How do I find all fonts loaded by a webpage?
In Chrome DevTools: Network tab → filter by 'Font' to see all font files loaded. The Computed CSS tab also shows the resolved font-family value for any selected element. In onHover's Assets Viewer, fonts are listed in a separate category showing the font filename, format (woff2, woff, ttf), and URL. This makes it easy to see how many font variants are loaded and whether a page is loading unnecessary font weights.
How do I find the URL of any image on a webpage?
Right-click the image and select 'Open image in new tab' or 'Copy image address.' For background images set via CSS (which don't respond to right-click), you need to inspect the element's CSS to find the background-image URL. In Chrome DevTools, select the element and look in the Styles panel for the background-image property. onHover's Assets Viewer captures both img element sources and CSS background-image URLs in one list.
How do I audit images for performance on a webpage?
Key image performance checks: Are images in WebP or AVIF format instead of JPEG/PNG? Are image dimensions reasonably close to their displayed size (a 4000px image displayed at 400px is oversized)? Do images have width and height attributes to prevent layout shift? Are images below the fold lazy-loaded? In onHover's Assets Viewer, you can see image dimensions and URLs, which reveals obvious sizing mismatches without needing to cross-reference the Network tab.
What types of assets can I view with onHover's Assets Viewer?
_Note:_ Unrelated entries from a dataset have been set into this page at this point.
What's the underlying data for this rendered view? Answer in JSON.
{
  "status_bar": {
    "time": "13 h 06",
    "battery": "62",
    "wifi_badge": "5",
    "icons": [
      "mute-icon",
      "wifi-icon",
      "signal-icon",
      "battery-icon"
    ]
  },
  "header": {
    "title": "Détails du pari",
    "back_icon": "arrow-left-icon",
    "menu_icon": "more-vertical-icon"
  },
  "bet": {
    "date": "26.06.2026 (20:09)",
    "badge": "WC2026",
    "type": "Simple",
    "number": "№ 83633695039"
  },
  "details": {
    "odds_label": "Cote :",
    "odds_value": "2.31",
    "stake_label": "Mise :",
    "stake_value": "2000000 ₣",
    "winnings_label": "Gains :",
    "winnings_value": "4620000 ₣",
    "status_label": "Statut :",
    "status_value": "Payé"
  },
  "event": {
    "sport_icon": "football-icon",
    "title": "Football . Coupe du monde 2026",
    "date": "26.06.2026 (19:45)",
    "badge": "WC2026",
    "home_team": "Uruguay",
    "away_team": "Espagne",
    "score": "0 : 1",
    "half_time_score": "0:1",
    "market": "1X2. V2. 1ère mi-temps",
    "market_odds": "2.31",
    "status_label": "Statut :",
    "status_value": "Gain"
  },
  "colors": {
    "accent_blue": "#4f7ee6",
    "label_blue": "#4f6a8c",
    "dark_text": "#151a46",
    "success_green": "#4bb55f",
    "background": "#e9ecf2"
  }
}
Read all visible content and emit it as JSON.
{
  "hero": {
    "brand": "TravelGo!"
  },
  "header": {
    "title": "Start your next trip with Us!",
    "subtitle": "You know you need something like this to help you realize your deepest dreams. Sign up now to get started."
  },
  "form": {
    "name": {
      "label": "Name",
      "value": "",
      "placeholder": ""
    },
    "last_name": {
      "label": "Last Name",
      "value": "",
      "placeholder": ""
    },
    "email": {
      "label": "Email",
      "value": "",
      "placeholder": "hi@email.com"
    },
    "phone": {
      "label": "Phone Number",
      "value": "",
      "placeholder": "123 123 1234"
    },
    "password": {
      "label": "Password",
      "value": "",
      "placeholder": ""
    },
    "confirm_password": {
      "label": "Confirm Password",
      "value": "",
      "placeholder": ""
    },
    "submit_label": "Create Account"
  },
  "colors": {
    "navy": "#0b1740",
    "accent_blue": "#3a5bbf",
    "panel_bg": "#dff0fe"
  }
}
onHover's Assets Viewer lists all resource types loaded by a page: images (PNG, JPEG, WebP, GIF), SVGs (both file-based and inline), stylesheets, JavaScript files, fonts (WOFF2, WOFF, TTF), video files, and iframes. Each asset shows its URL, file size where available, and dimensions for visual assets. You can filter by type and copy URLs or download files directly from the panel.